Publié le 02 avril 2014 par Mederic

Les algorithmes bientôt obsolètes ?

Machine LearningD’ici quelques mois, le centre de cancérologie Memorial Sloan Kettering à New York va recruter un jeune spécialiste en diagnostic médical d’un type un peu particulier : non pas un brillant docteur en génétique mais une intelligence artificielle (IA) développée par IBM et qui répond au nom de Watson. Durant ses « études » Watson a ingurgité 2 millions de pages de journaux spécialisés et presqu’autant de rapports cliniques. Cette voracité de connaissances et à ses capacités d’analyse hors pair le mettent d’ores et déjà en position de surpasser ses collègues humains, c’est du moins ce que prétendent ses tuteurs. De plus, contrairement à ses collègues humains, Watson possède le don d’ubiquité, à terme il sera disponible sous forme de service cloud pour tous les hôpitaux de la planète. Peu exigeant sur sa rémunération, Watson pourrait contribuer par ailleurs à alléger la note pharamineuse des coûts de la santé dans de nombreux pays.

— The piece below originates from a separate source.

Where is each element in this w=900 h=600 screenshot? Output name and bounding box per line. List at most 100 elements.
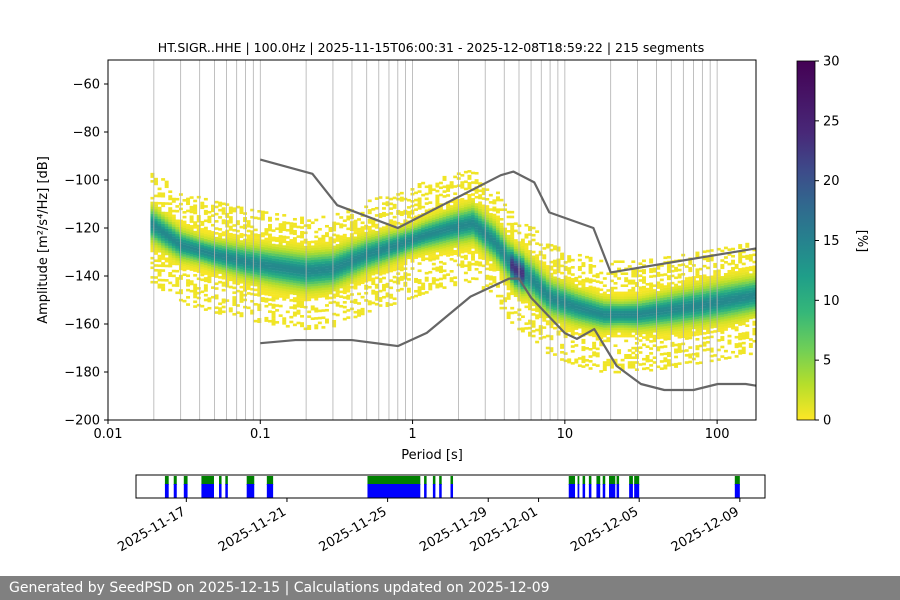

L’exemple précédent, qui fait entrer la médecine dans une ère nouvelle, est une application d’un domaine de recherche aujourd’hui en plein essor : le « machine learning » (ML ou « apprentissage automatique »). L’engouement récent pour cette discipline tient en grande partie à une observation qui a surpris les spécialistes en IA eux-mêmes :

« L’utilisation conjointe de quantités massives d’informations et d’algorithmes d’apprentissage relativement simples rend possible la solution de problèmes considérés il y a peu comme inaccessibles. »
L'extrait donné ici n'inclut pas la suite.